Oxfam is calling on the Australian government and all political parties to take bold action, including: 

  • Conducting a review of the tax system to examine how we can better tax wealth accumulation by the super-rich to tackle inequality and raise the revenue needed to address the budget structural deficit and better invest in public services. 
  • Introducing a tax on the wealth of Australia’s richest 1%, which could raise tens of billions of dollars per year in revenue. 
  • Implementing a permanent excess profits tax to stop large corporations from profiteering during emergencies like pandemics, wars and climate disasters. 

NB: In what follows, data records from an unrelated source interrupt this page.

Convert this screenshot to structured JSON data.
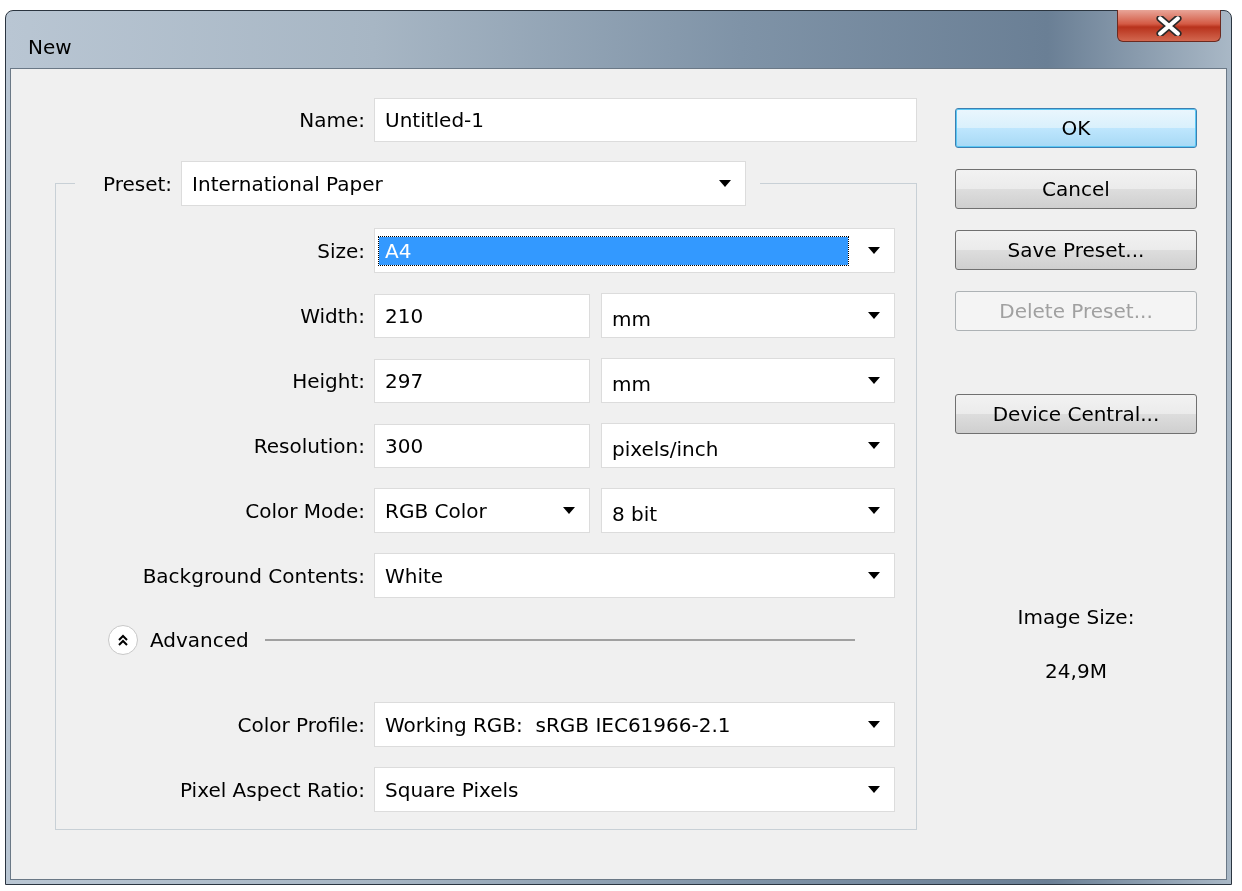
{
  "window": {
    "title": "New"
  },
  "name_field": {
    "label": "Name:",
    "value": "Untitled-1"
  },
  "preset": {
    "label": "Preset:",
    "value": "International Paper"
  },
  "fields": [
    {
      "kind": "select",
      "label": "Size:",
      "value": "A4",
      "focused": true
    },
    {
      "kind": "input_unit",
      "label": "Width:",
      "value": "210",
      "unit": "mm",
      "focused": false
    },
    {
      "kind": "input_unit",
      "label": "Height:",
      "value": "297",
      "unit": "mm",
      "focused": false
    },
    {
      "kind": "input_unit",
      "label": "Resolution:",
      "value": "300",
      "unit": "pixels/inch",
      "focused": false
    },
    {
      "kind": "select_pair",
      "label": "Color Mode:",
      "value": "RGB Color",
      "unit": "8 bit",
      "focused": false
    },
    {
      "kind": "select",
      "label": "Background Contents:",
      "value": "White",
      "focused": false
    }
  ],
  "advanced": {
    "label": "Advanced",
    "expanded": true
  },
  "advanced_fields": [
    {
      "kind": "select",
      "label": "Color Profile:",
      "value": "Working RGB:  sRGB IEC61966-2.1",
      "focused": false
    },
    {
      "kind": "select",
      "label": "Pixel Aspect Ratio:",
      "value": "Square Pixels",
      "focused": false
    }
  ],
  "buttons": [
    {
      "label": "OK",
      "default": true,
      "disabled": false
    },
    {
      "label": "Cancel",
      "default": false,
      "disabled": false
    },
    {
      "label": "Save Preset...",
      "default": false,
      "disabled": false
    },
    {
      "label": "Delete Preset...",
      "default": false,
      "disabled": true
    },
    {
      "label": "Device Central...",
      "default": false,
      "disabled": false
    }
  ],
  "image_size": {
    "label": "Image Size:",
    "value": "24,9M"
  }
}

 For interviews, contact Lucy Brown on 0478 190 099 / [email protected]

Notes to editor 

Rich List data was compiled from the AFR website. All figures have been adjusted for inflation. Average personal wealth of the bottom 50% was derived from the World Inequality Lab. The latest wealth data ends in 2023, so wealth figures were extrapolated for 2024 and 2025 by inflation adjusting the latest figure.  

CPIs for inflation adjustment and the average price of an Australian home was taken from the Australian Bureau of Statistics.  

Figures on food insecurity are derived from Foodbank Australia’'s 2024 Hunger Report

Sources of wealth was compiled from the descriptions of each Rich Lister across the 10 Rich Lists. While labelling for sources of wealth were largely consistent over the years, there were some minor differences in categories used, e.g. ‘Manufacturing’ or Manufacturers’, or sources of wealth for the same Rich Lister were labelled with similar but different categories;  some Rich Listers has their source of wealth, labelled ‘Mining’ or ‘Resources’ across the years. For analysis, these have been combined. Further, multiple Rich Listers have multiple sources of wealth.